Sow seeds on top of moistened potting mix and lightly cover. Apply about 8 to 9 grams of seed per 11"x 21" tray. You can reduce this amount as well as the size of the tray in half if you can't consume that much all at once. Keep the soil moist but not too wet.  Seedlings should be grown in full light to keep them from becoming too leggy or stretched. Since these seedlings are harvested at a young age, applying fertilizer is not necessary.

Once seedlings have 1-2 true leaves they are ready for harvest.  This can range from 10-20 days depending on the growing conditions and the type of microgreen seed you choose. To harvest cut the seedlings off just above ground level with a sharp knife or scissors.  The plants will not regrow, so discard the left over soil and start a new batch. This will also prevent any risk of "dampening off" issues. Microgreens very rarely have any pest or disease issues. The only concern would be "dampening off" as I have mentioned above. Dampening off simply means that the stems of the tiny microgreens develop a fungus that can cause them to collapse very quickly. This is prevented by providing proper air circulation as well as overheard and over watering.
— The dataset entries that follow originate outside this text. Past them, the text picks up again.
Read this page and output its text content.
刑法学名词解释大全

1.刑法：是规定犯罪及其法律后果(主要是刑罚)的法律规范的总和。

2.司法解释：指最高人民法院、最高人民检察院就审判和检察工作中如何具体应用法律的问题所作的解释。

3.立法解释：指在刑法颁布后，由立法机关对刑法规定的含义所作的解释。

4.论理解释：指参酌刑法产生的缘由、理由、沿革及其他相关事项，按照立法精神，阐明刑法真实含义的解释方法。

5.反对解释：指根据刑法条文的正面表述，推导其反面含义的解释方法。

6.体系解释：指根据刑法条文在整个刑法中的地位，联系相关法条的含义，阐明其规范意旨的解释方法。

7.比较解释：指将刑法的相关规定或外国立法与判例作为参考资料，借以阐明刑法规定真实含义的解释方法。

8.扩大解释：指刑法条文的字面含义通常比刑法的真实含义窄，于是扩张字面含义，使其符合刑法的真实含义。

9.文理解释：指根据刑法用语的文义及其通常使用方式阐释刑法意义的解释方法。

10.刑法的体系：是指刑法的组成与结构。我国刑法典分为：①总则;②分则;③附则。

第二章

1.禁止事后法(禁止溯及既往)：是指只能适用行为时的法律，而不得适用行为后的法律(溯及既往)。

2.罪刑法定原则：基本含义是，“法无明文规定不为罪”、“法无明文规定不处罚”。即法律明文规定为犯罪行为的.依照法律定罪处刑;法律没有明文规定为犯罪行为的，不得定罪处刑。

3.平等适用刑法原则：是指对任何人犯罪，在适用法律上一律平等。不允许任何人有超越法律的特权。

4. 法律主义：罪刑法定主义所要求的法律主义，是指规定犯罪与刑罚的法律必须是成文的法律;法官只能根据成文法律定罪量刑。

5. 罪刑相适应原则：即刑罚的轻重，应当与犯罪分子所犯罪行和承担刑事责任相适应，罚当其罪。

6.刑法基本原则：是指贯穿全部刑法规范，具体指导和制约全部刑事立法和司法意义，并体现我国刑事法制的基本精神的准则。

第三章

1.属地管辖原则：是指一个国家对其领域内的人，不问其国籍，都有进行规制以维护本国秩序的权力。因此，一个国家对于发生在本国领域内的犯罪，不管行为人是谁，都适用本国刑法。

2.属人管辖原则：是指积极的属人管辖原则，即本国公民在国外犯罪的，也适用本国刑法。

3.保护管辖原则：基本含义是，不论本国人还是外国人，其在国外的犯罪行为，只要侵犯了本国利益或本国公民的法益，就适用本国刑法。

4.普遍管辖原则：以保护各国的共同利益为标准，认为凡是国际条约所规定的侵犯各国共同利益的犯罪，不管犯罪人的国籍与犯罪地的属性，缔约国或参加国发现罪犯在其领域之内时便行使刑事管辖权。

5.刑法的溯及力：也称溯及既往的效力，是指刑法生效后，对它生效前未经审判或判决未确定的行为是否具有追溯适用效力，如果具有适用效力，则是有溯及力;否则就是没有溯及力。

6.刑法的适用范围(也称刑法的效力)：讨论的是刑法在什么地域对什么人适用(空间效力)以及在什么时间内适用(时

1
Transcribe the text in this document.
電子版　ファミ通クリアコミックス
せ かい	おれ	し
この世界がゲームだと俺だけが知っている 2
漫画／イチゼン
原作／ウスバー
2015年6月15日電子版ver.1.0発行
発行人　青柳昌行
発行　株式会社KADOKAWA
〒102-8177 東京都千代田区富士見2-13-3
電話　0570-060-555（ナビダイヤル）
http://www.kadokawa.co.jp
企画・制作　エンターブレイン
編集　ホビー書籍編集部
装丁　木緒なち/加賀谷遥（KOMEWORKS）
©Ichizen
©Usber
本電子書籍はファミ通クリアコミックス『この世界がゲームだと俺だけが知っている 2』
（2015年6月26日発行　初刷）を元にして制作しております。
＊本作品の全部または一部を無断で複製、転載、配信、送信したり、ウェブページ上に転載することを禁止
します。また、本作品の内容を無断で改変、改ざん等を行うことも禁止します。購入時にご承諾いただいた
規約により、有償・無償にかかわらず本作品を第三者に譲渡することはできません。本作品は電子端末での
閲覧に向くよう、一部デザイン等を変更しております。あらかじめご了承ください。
There are many types of micro green varieties that you can choose from: Bulls Blood Beet, Red Cabbage, Tatsoi, Mizuna, Blue Curled Kale, Purple Vienna Kohlrabi, Red Russian Kale, Radish, Nasturtium, Scarlet Frills Mustard, Deep Purple Mustard and our famous Veseys Micro Mix

You can check out our website for individual descriptions of each one of these varieties. We also have a growing microgreens You Tube video for those of you who are more "visual growers."

As mentioned, these types of greens can be harvested or continue to grow as needed.  The recommended harvest stage is when seedlings have produced at least one to two sets of true leaves as pictured below. This is the point at which they will be richest in nutrients as well as have the best flavour. Once harvested, left over micro greens store best if lightly sprinkled with cool water, and being sure they don't get too wet. Avoid wrapping them in plastic, instead wrap them lightly in paper towel and store in the fridge. 

So as you can see growing these fresh and tasty micro greens is so easy and inexpensive. Be creative, try them all or make your own mixes with your favourites!